In the valley surrounding Phoenix, a huge portion of residences are rental properties, both apartment buildings and traditional single homes. From Arizona State University to Luke Air Force base, there is a huge demographic with a demand for rentals; this means that the owners of these rental properties typically see steady income from each unit.
With reliable income from your rental property, it may not make much sense to sell your property in the face of financial trouble—so what options do you have?
Filing for a Chapter 7 bankruptcy is not likely to work out in your favor. In a liquidation-style bankruptcy, only your primary residence is protected. This means that your rental property would likely be taken by the trustee and used to pay off your creditors. This leaves you with one other option if you are still considering bankruptcy—a reorganization, or Chapter 13, bankruptcy.
In a Chapter 13 bankruptcy, you can keep your rental property, but it will be at a cost. Your payment plan will likely include larger payments over time to accommodate the additional value your rental property brings to your nonexempt property. Additionally, if you have fallen behind on mortgage payments, you may be able to include the back payments into your payment plan along with your current payments, which would increase the overall amount you would pay during your plan, but would also prevent you from facing foreclosure.
While you face a difficult decision, the decision is ultimately yours to make, but our experienced Arizona bankruptcy attorneys are available to help you navigate your options. Call us today at 602-258-1000, and let us assist you in protecting what is yours while you get a fresh financial start.
A recent life event has permanently changed my ability to make payments on my Chapter 13 bankruptcy repayment plan here in Arizona—what can I do?
At Curry, Pearson & Wooten, we often tell clients about the huge financial commitment that is an Arizona Chapter 13 bankruptcy repayment plan.
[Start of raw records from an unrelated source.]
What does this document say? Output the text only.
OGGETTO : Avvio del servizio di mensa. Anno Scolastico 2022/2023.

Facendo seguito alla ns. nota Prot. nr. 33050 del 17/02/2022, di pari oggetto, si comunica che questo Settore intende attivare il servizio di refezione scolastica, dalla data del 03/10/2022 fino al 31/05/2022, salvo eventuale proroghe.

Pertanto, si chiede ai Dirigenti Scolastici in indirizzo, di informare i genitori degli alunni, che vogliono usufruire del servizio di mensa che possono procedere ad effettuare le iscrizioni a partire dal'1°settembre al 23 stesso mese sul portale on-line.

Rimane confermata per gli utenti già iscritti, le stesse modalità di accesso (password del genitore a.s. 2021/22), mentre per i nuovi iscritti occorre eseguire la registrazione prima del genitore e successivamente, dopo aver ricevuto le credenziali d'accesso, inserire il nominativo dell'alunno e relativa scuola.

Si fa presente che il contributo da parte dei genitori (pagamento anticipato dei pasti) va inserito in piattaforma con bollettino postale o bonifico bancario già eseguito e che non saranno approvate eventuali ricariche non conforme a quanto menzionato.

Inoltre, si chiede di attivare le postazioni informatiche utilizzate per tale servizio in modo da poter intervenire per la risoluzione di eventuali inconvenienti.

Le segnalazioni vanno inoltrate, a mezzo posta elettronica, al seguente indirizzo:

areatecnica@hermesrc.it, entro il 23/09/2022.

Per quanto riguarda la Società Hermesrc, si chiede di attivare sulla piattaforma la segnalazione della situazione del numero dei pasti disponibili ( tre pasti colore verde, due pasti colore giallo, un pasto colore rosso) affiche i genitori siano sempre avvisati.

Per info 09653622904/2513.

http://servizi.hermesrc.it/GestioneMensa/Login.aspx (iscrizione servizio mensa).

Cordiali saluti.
It can be very difficult to predict your financial situation for the next year, let alone the three to five required. It is not uncommon for people to hit a bump in the road that takes them off the straight-and-narrow payment plan and pushes them back into the very situation from which they worked so hard to escape.
Fortunately, there is a way to alleviate yourself of the repayment plan commitment and some of your debt, called a hardship discharge. Just as a successfully completed repayment plan has limits on debt discharge, this particular type of discharge does not forgive you of all of your debts. Debts like your secured debts, priority debts, tax debt, and student loans will not be discharged, nor will debts you entered into in bad faith.
What a hardship discharge can do is remove you from the repayment plan and forgive your unsecured debt. Being granted a hardship discharge is challenging, however, and you will need to prove three things when you file your motion, including:
- The hardship you are facing is permanent, and the burden is more than you can reasonable be held accountable for.
- The payments you have made to your unsecured creditors is equal or greater to the amount they would have received had you filed for a Chapter 7 bankruptcy.
- Your plan cannot be modified in any way to enable you to make payments.
It can be difficult to be granted a hardship discharge for your debts in an Arizona Chapter 13 bankruptcy, but with the right help, you can file your motion with confidence. Our experienced Phoenix, Arizona bankruptcy attorneys are here to help you, regardless of your circumstances—call us today at 602-258-1000 to find out what we can do for you.
I don’t make a lot of money, but I’d like to take advantage of the benefits that an Arizona Chapter 13 bankruptcy offers—can I still qualify with a lower income?
Filing for Chapter 13 bankruptcy in Arizona does offer many benefits, especially for filers who are interested in keeping their property while getting their debt reorganized into manageable payments. Because of the rigorous payment schedule that lasts for years, however, many potential filers shy away from a Chapter 13 bankruptcy, fearing that their income is not sufficient to sustain both a payment plan and standard costs of living.
What the bankruptcy court will look at to determine whether or not you qualify is your required debt to income ratio. Chapter 13 bankruptcy demands that you pay off certain debt during the repayment plan, such as child support, alimony, and back payments on secured debt like your mortgage. If you do not earn enough to cover payments on these debts over a three to five year span, odds are that you will not qualify.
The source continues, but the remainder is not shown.